I must now consider the placement applications for M and K. Both children require a permanent, stable and loving home where all their needs can be met throughout their childhoods and into adolescence. In my judgment this can best be achieved through adoption. As I have said, both children have already been considered by the Council’s Adoption Panel as suitable for adoption and if placement orders are made a search will begin to find an adoptive family. Both girls have benefited from the care they have received in their current placements but the sooner they can move to a permanent placement, the quicker they will be able to settle there.

 

10.

The mother does not consent to placement orders being made and I can only proceed to make such orders if I dispense with her consent which I am asked to do on the grounds that the welfare of both M and K requires that parental agreement be dispensed with.

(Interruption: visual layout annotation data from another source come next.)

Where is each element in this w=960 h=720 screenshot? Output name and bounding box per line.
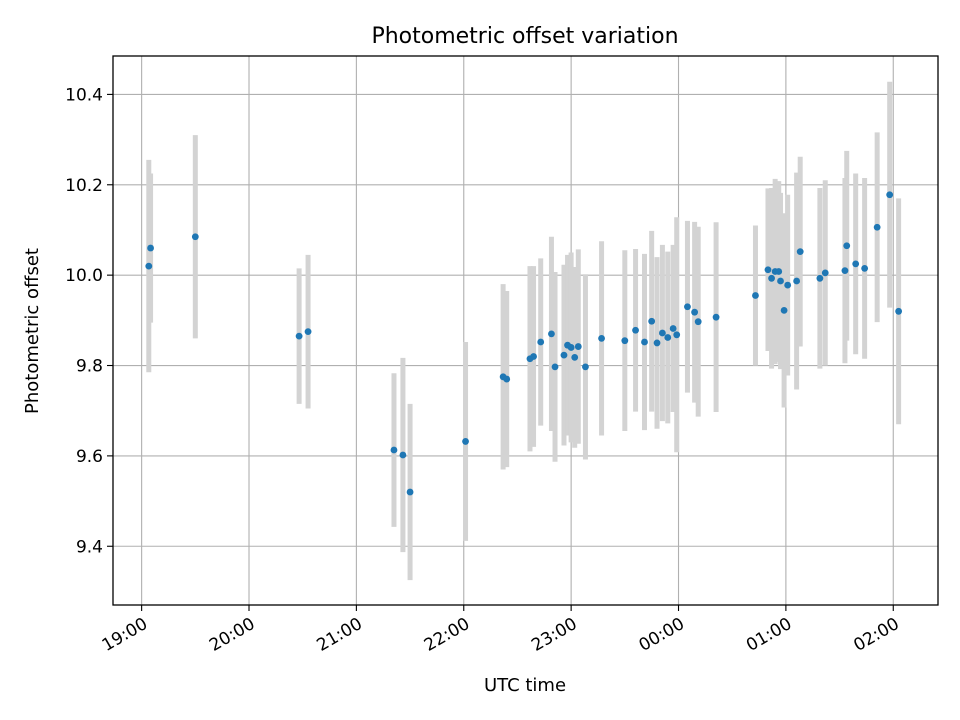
data-point	[821, 269, 829, 277]
data-point	[793, 277, 801, 285]
data-point	[816, 274, 824, 282]
plot-frame	[112, 55, 939, 606]
data-point	[406, 488, 414, 496]
data-point	[390, 446, 398, 454]
chart-title: Photometric offset variation	[371, 24, 678, 49]
data-point	[648, 317, 656, 325]
data-point	[673, 331, 681, 339]
data-point	[537, 338, 545, 346]
data-point	[768, 274, 775, 282]
data-point	[659, 329, 666, 337]
data-point	[560, 351, 568, 359]
data-point	[145, 262, 153, 270]
data-point	[295, 332, 303, 340]
data-point	[694, 318, 702, 326]
data-point	[653, 339, 661, 347]
data-point	[567, 344, 575, 351]
data-point	[843, 242, 851, 250]
data-point	[777, 277, 784, 285]
data-point	[841, 267, 849, 275]
data-point	[796, 248, 804, 256]
data-point	[784, 281, 792, 289]
data-point	[873, 223, 881, 231]
data-point	[895, 307, 903, 315]
data-point	[530, 353, 537, 360]
data-point	[684, 303, 691, 311]
data-point	[548, 330, 555, 338]
data-point	[147, 244, 154, 252]
data-point	[191, 233, 199, 241]
y-tick-label: 9.6	[76, 447, 103, 467]
data-point	[775, 268, 783, 275]
x-axis-label: UTC time	[484, 675, 566, 696]
data-point	[669, 325, 677, 332]
data-point	[621, 337, 629, 345]
data-point	[399, 451, 407, 459]
data-points	[145, 191, 903, 496]
data-point	[641, 338, 648, 346]
data-point	[571, 353, 579, 361]
y-tick-label: 10.4	[65, 85, 103, 105]
data-point	[304, 328, 312, 336]
data-point	[574, 343, 582, 350]
y-tick-label: 10.2	[65, 176, 103, 196]
y-tick-label: 10.0	[65, 266, 103, 286]
data-point	[712, 313, 720, 321]
data-point	[462, 438, 469, 445]
data-point	[780, 306, 788, 314]
data-point	[598, 335, 605, 342]
data-point	[752, 292, 759, 299]
y-axis-ticks: 9.4 9.6 9.8 10.0 10.2 10.4	[65, 85, 113, 557]
y-tick-label: 9.4	[76, 537, 103, 557]
data-point	[503, 375, 511, 383]
data-point	[886, 191, 894, 199]
data-point	[551, 363, 559, 371]
y-axis-label: Photometric offset	[22, 248, 43, 414]
data-point	[664, 334, 672, 341]
data-point	[861, 264, 869, 272]
data-point	[852, 260, 860, 268]
y-tick-label: 9.8	[76, 357, 103, 377]
data-point	[632, 326, 639, 334]
data-point	[691, 308, 699, 316]
data-point	[582, 363, 589, 371]
data-point	[764, 266, 772, 274]
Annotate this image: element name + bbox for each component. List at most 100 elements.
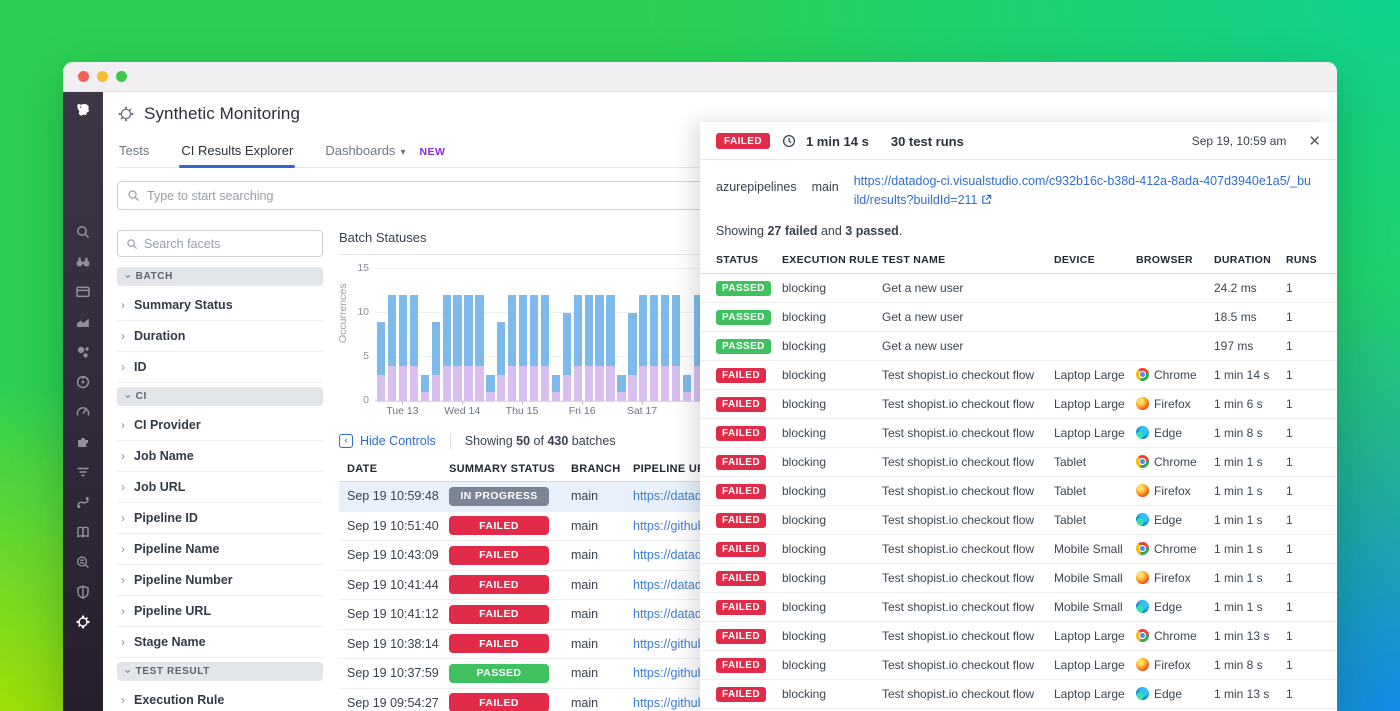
dashboards-icon[interactable] xyxy=(75,284,91,300)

This, of course, mirrors the test which I must apply in considering the application generally, namely that the paramount consideration must be the welfare of M and K throughout their lives.

 

11.

For the reasons I have already given, and applying the welfare checklist set out in the Adoption and Children Act 2002, I am satisfied that the welfare of M and K dictates that placement orders should be made so as to safeguard their future care, and that for the same reasons the consent of the mother should be dispensed with.

 

12.

In arriving at this decision I am aware that neither child will be brought up in their birth family and will have only limited contact with their mother through the Council’s letter box scheme, but I am satisfied that these arrangements are the best that can be made in the circumstances and will help meet the needs of M and K for information about their biological family as they grow older.

 

13.

I therefore dispense with the consent of the mother and make placement orders in favour of X Council in respect of M and K. In doing, so I approve the care plans for each child.

 

14.

Heard before a District Judge on the 1 October 2010.